Exklusivtest: Mamiya 645 AF

Mit Qualität zum Erfolg

Mittelformat-Kameras haben zwar ihre eigene Konjunktur, aber auch die will belebt werden - am besten mit Autofokus. Und so kommt mit der dritten AF-SLR-Kamera des Marktes, der Mamiya 645 AF, das kleine Mittelformat ganz groß raus. Denn sie verbindet konsequenter als die Konkurrenz den Qualitätsvorsprung des Formats 4,5x 6 cm mit dem Bedienungskomfort der Kleinbildkameras und den Vorteilen der automatischen Fokussierung. 
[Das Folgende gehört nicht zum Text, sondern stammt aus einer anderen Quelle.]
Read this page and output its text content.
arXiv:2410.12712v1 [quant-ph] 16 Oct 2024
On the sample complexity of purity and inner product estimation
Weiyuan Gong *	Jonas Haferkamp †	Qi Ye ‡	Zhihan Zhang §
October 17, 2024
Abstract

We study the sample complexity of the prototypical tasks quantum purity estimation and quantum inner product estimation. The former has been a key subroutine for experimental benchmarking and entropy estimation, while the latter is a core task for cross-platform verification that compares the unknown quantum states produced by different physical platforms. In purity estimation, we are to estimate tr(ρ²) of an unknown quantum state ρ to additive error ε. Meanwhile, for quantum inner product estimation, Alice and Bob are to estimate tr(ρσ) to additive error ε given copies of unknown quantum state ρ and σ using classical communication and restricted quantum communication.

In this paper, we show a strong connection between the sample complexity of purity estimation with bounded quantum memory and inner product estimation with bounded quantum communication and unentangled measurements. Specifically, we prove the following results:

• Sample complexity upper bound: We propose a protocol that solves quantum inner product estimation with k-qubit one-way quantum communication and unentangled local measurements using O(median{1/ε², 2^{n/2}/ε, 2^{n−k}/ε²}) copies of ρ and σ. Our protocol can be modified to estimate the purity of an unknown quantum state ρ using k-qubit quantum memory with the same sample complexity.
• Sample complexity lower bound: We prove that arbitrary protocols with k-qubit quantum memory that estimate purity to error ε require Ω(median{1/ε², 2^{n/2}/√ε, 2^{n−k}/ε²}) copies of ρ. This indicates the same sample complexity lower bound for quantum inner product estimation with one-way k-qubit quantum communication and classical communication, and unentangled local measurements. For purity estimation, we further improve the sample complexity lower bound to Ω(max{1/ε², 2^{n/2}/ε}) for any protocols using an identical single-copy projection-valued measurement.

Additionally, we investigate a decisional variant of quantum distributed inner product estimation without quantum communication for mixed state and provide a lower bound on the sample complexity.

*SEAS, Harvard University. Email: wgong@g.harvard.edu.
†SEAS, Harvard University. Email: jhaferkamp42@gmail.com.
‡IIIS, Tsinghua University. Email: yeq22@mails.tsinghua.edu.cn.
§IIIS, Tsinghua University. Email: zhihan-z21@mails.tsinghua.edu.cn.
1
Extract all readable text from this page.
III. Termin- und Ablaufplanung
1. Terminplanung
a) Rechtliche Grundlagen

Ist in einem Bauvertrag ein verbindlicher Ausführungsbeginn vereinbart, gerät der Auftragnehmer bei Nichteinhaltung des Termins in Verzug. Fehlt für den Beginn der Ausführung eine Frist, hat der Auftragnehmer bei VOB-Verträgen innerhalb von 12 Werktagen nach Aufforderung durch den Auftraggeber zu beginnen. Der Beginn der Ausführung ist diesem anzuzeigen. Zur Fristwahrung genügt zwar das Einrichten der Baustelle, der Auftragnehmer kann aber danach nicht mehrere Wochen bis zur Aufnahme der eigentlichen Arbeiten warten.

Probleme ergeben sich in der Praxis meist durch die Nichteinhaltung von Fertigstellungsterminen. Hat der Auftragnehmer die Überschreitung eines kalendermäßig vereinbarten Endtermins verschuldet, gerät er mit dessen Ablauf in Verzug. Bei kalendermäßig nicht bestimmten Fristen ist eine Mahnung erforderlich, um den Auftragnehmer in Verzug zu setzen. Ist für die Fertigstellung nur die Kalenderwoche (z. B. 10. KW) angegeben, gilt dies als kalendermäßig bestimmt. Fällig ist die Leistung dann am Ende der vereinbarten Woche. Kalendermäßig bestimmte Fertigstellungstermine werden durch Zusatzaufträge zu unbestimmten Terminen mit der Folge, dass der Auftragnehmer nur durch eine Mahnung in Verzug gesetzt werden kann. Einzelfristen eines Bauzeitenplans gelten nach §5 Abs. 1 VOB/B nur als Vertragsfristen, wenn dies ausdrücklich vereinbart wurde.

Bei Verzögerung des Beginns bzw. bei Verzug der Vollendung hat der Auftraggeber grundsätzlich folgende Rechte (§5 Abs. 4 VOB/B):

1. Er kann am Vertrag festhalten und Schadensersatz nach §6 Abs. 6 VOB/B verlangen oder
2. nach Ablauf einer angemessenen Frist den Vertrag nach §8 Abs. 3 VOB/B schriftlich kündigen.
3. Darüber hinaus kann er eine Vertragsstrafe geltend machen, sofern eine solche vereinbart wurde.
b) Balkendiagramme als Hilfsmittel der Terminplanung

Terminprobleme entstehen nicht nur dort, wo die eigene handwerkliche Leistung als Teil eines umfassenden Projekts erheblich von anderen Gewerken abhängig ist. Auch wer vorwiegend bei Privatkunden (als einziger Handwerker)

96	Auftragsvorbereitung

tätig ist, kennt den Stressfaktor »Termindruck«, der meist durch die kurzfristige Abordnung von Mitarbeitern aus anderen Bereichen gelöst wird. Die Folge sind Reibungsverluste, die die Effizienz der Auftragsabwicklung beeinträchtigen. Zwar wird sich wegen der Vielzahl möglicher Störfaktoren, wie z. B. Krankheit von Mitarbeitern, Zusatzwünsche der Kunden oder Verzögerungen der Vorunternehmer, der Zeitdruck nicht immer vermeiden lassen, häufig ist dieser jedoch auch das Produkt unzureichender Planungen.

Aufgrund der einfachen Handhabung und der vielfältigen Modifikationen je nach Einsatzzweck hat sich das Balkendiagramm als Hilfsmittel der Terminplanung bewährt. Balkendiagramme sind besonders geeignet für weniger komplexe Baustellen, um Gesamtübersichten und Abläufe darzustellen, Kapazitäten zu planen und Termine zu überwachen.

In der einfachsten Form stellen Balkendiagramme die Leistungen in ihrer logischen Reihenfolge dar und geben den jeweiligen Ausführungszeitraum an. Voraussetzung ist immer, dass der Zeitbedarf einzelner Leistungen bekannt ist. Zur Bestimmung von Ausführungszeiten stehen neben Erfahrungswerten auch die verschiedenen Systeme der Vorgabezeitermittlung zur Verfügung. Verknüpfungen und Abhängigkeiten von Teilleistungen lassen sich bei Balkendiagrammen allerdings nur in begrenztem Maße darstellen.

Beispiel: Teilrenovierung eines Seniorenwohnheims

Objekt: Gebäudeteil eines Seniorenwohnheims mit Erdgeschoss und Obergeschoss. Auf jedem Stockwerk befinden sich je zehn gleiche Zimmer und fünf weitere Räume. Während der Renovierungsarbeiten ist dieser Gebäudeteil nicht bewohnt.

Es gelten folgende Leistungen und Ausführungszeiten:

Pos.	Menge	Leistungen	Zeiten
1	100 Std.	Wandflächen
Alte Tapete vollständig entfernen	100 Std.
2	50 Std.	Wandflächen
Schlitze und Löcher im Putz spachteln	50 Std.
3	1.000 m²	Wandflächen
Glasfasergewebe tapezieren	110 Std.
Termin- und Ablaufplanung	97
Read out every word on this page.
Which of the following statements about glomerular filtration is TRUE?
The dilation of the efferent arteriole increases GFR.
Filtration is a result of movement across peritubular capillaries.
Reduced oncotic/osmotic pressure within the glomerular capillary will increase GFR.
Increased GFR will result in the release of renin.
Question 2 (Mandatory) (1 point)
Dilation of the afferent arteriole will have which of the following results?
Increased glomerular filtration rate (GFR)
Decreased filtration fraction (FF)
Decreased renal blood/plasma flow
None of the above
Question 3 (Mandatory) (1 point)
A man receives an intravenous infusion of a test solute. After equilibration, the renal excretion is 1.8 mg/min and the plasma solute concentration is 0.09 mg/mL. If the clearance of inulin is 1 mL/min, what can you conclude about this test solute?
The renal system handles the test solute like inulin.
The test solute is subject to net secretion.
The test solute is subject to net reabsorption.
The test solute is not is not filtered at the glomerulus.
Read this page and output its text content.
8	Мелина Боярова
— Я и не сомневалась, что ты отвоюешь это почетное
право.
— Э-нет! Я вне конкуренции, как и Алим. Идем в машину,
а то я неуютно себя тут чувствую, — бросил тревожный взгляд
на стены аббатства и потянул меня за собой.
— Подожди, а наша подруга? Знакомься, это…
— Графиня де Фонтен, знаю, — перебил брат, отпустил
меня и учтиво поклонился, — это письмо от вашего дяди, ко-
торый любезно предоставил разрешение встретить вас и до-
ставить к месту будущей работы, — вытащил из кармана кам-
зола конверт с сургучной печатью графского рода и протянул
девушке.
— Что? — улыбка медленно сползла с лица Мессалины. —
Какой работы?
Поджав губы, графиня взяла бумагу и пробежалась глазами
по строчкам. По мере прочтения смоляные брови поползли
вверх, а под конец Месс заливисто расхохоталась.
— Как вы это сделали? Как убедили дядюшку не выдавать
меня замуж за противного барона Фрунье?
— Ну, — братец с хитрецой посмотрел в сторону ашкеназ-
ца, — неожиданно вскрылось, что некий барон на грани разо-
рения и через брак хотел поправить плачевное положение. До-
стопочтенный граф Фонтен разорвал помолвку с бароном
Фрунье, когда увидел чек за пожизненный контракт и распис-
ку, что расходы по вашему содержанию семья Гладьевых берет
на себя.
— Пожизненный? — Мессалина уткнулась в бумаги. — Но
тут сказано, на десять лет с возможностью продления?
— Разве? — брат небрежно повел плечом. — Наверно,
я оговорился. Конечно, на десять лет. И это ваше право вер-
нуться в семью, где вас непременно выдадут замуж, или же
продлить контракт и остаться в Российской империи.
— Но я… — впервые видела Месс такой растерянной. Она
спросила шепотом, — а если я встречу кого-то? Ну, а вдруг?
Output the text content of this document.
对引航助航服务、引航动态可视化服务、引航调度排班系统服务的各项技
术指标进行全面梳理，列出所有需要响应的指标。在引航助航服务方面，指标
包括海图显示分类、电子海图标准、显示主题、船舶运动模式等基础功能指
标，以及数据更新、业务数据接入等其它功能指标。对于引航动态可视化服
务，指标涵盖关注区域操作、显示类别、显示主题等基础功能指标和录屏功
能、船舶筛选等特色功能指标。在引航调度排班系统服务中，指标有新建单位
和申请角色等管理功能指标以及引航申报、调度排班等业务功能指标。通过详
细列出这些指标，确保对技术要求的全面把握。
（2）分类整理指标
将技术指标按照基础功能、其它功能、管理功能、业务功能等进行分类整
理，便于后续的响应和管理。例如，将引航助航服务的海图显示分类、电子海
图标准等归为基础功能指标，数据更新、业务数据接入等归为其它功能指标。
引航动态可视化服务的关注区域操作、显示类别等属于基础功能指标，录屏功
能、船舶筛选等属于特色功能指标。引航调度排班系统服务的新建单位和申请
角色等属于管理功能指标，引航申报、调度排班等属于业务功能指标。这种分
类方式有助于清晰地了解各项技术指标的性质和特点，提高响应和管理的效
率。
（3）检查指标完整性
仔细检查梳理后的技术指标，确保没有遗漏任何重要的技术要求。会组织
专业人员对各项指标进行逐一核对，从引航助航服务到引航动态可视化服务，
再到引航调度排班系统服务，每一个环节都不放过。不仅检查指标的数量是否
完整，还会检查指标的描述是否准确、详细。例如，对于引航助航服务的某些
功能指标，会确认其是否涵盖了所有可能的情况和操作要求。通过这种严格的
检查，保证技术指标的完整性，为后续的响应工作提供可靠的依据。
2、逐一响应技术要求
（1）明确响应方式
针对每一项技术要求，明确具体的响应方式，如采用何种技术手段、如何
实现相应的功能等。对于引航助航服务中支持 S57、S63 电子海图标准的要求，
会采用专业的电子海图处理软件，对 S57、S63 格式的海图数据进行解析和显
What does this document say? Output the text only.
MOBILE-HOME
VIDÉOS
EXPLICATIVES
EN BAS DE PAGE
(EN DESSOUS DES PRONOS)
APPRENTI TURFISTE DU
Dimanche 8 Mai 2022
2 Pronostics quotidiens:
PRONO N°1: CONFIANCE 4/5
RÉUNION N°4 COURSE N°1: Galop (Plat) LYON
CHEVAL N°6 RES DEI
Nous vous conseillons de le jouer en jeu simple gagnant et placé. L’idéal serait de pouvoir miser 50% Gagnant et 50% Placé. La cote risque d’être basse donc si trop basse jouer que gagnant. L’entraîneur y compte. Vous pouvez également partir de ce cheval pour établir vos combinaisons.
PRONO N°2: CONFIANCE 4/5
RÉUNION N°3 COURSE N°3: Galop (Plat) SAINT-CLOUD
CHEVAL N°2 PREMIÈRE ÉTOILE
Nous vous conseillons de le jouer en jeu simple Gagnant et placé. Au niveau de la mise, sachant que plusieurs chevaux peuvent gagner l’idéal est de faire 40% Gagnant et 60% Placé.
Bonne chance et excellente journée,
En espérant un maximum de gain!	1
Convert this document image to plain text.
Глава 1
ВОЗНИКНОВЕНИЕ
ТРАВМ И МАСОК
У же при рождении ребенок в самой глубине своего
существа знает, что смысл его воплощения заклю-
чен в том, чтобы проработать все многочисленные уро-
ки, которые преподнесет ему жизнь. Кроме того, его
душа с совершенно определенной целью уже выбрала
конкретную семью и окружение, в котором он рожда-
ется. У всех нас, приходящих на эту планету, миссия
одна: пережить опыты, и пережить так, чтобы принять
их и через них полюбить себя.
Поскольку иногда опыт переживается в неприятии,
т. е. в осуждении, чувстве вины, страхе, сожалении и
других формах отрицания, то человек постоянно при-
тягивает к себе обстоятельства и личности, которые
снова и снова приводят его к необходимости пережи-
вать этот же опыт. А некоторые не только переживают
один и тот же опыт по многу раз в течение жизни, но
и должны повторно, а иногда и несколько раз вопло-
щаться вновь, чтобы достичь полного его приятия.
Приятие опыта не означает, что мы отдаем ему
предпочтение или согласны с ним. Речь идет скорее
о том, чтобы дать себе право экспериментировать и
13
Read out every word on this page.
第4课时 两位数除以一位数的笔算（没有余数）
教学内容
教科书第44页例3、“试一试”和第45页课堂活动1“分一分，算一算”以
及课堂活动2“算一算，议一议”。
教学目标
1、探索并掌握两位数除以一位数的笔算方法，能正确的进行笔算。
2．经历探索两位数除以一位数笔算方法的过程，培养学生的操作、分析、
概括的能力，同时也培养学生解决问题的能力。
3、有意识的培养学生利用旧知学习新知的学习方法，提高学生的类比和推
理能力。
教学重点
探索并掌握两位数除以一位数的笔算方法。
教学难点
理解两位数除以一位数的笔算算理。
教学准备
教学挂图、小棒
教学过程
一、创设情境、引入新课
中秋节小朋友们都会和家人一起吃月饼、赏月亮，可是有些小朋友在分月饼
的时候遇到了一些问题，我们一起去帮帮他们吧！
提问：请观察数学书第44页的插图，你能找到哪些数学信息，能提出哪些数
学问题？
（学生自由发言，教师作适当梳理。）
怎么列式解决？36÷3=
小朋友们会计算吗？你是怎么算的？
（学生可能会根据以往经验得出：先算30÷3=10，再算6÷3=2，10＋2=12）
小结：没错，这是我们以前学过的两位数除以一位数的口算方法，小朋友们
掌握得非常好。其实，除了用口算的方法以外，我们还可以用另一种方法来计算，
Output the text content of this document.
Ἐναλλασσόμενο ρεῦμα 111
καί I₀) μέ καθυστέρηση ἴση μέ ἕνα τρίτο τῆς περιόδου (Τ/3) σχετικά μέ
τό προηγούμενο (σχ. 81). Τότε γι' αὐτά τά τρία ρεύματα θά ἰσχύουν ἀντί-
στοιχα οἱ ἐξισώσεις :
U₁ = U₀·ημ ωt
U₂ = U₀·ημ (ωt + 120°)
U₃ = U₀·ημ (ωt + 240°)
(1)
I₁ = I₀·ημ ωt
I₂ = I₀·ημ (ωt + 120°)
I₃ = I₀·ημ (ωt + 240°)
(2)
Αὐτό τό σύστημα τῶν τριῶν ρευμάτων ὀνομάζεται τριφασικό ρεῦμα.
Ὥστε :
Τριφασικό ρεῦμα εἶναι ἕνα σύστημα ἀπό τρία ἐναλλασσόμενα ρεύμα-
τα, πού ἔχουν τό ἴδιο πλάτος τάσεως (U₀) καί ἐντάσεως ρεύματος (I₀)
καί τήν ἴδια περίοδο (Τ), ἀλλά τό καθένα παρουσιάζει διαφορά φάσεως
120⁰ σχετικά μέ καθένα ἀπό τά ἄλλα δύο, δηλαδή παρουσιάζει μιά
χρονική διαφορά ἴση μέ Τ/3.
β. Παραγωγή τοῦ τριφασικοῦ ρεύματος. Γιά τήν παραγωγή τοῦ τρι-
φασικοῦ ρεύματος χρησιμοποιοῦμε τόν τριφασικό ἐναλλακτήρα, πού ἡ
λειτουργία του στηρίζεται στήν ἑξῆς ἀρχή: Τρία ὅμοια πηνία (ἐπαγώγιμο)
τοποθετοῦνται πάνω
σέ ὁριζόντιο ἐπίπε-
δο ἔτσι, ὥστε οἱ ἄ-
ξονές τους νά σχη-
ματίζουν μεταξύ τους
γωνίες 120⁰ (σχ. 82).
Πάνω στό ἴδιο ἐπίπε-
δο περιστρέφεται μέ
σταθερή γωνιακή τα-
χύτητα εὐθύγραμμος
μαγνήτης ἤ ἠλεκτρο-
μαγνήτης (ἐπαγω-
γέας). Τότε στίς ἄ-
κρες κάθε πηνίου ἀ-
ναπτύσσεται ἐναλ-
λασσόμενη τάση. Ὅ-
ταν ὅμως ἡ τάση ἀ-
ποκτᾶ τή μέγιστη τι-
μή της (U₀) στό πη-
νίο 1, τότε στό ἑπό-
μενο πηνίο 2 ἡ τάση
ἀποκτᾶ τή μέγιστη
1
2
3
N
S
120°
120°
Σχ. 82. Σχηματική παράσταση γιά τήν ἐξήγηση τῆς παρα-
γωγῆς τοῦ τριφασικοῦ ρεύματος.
+ hervorragende Grundausstattung 
+ exzellente Bedienung 
+ drei Belichtungsmessarten, Differenzmessung bei Belichtungsspeicherung 
+ TTL-Blitzsteuerung 
+ neuartige Filmmagazine mit eingebautem Motor und eigenem Datenmonitor
+ vollelektronische Signalübertragung für den Filmtransport 
+ Anschluss digitaler Rückteile möglich 
+ schneller Metall-Verschluss (1/4000 s) und kurze Blitzsynchronzeit (1/125 s) 
+ vier Belichtungsprogramme und Programmshift 
+ Blende und Verschlusszeit in halben Stufen manuell einstellbar 
+ eingebaute Belichtungsreihenautomatik mit frei bestimmbaren Abstand der flankierenden Belichtungen 
+ vollständige Sucheranzeigen 
+ vollständige Dateneinbelichtung (auch aufnahmetechnische Belichtungsdaten) am Filmrand 
+ Spiegelvorauslösung 
+ robuste Gehäuseoberfläche aus Magnesiumlegierung 
+ sehr guter Systemausbau

- kein AF-Kreuzsensor 
- kein Wechselsucher (nur bedingt)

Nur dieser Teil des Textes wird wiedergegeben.